Vulnerable Browser Plug-ins: I'm looking at you, Java


It's been about a month now, and the talk of the Java exploit has largely subsided.  Thank you, five-minute attention span.  (Don't worry, I'm accusing myself too).  When the Java exploit received such a critical warning from the Department of Homeland Security's, U.S. Computer Emergency Readiness Team (DHS US-CERT, for short), on January 10, 2013 the news spread like wildfire.  The reason more attention was paid to this than the other 20 alerts for significant risk published in 2012 is that it's very rare for the CERT to advise the general public, consumers and businesses alike, to completely disable a software component - in this case, a browser plug-in.

A complete breakdown of the exploit is available at Mitre's Database of Common Vulnerabilities and Exposures, but in essence the exploit payload, once executed, escalates privileges to allow an attacker control of the system.  A key factor in this exploit receiving so much attention is that all versions of Java are vulnerable across all operating systems, and a package to deliver this exploit was built for metasploit - the free, open-source penetration testing software suite.  Here's a video demonstrating how easy it is to exploit a Windows 8 virtual machine running Internet Explorer 10:


The exploit delivery is all hinged upon whether or not the user accesses a page and auto-loads Java, which will make a request for the .jar file.  What does this mean?  Key dangers come from compromised websites hosting this malware and phishing attempts.

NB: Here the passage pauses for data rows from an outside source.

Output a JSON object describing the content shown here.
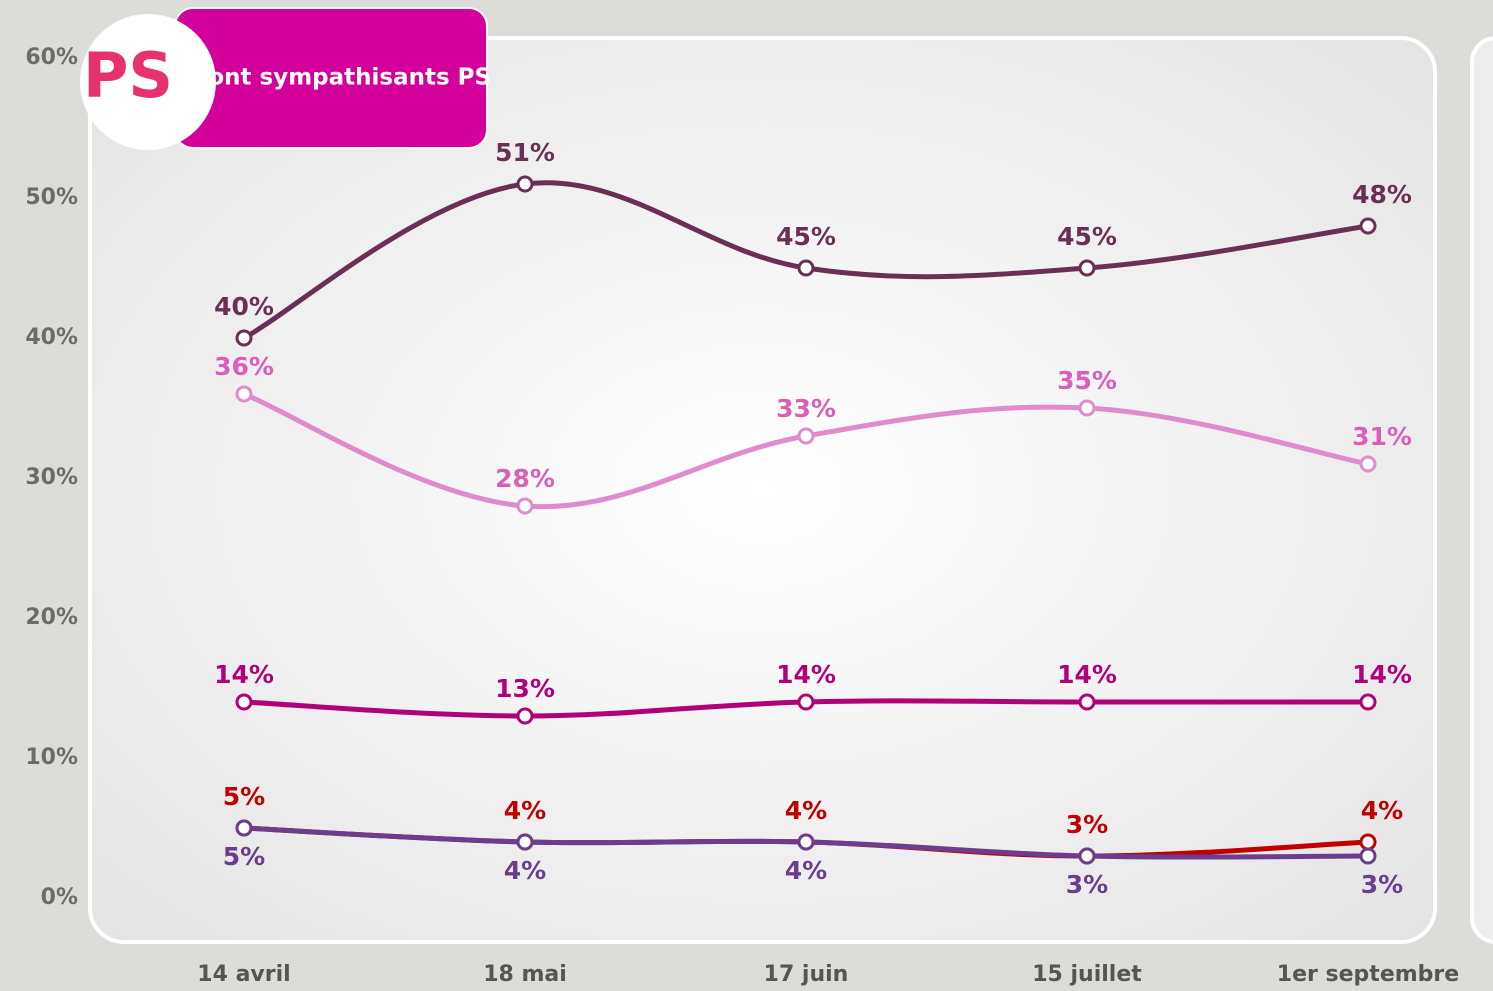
{
  "chart_data": {
    "type": "line",
    "logo": "PS",
    "title": "…dont sympathisants PS",
    "categories": [
      "14 avril",
      "18 mai",
      "17 juin",
      "15 juillet",
      "1er septembre"
    ],
    "ylim": [
      0,
      60
    ],
    "yticks": [
      {
        "value": 0,
        "label": "0%"
      },
      {
        "value": 10,
        "label": "10%"
      },
      {
        "value": 20,
        "label": "20%"
      },
      {
        "value": 30,
        "label": "30%"
      },
      {
        "value": 40,
        "label": "40%"
      },
      {
        "value": 50,
        "label": "50%"
      },
      {
        "value": 60,
        "label": "60%"
      }
    ],
    "series": [
      {
        "color": "#6b2f55",
        "values": [
          40,
          51,
          45,
          45,
          48
        ],
        "value_labels": [
          "40%",
          "51%",
          "45%",
          "45%",
          "48%"
        ]
      },
      {
        "color": "#e08ccc",
        "values": [
          36,
          28,
          33,
          35,
          31
        ],
        "value_labels": [
          "36%",
          "28%",
          "33%",
          "35%",
          "31%"
        ]
      },
      {
        "color": "#b0007a",
        "values": [
          14,
          13,
          14,
          14,
          14
        ],
        "value_labels": [
          "14%",
          "13%",
          "14%",
          "14%",
          "14%"
        ]
      },
      {
        "color": "#c00000",
        "values": [
          5,
          4,
          4,
          3,
          4
        ],
        "value_labels": [
          "5%",
          "4%",
          "4%",
          "3%",
          "4%"
        ]
      },
      {
        "color": "#6a3d8f",
        "values": [
          5,
          4,
          4,
          3,
          3
        ],
        "value_labels": [
          "5%",
          "4%",
          "4%",
          "3%",
          "3%"
        ]
      }
    ]
  }
}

It took Oracle about four days to patch the vulnerability.  If you haven't already done so, it's highly recommended that you update your version of Java.  Most of those concerned will just patch Java and get on with browsing the web, but I think this exploit brings to attention interesting browser behavior.

Running the Browser Gauntlet

When I was first alerted to the exploit, I wanted to test the three big ones to see how they'd inform me of a website wanting to load the Java plug-in.

  1. First up, Internet Explorer.  As in the video above, when I visited a website hosting Java, IE didn't prompt me for action and immediately loaded the Java plug-in.  FAIL
  2. Next in line, Firefox.  FAIL
  3. Okay, Chrome...here we...wait, what?  Chrome alerts me that individual websites want to run Java?  I can still see the rest of the page and just choose not to let Java run?  And this is a default browser behavior?  Well done, sir.  Well done.
I know, I know.  Both IE and Firefox both have browser add-ons that will perform the Java block, but those features aren't baked into the browser by default, whereas Chrome's is!  Here's a screen capture of what you can expect:


So, it would appear the easiest way to protect yourself in regard to this exploit is to use Chrome.  Aside from that, disable Java, or update it to the latest patched version.  Be safe out there!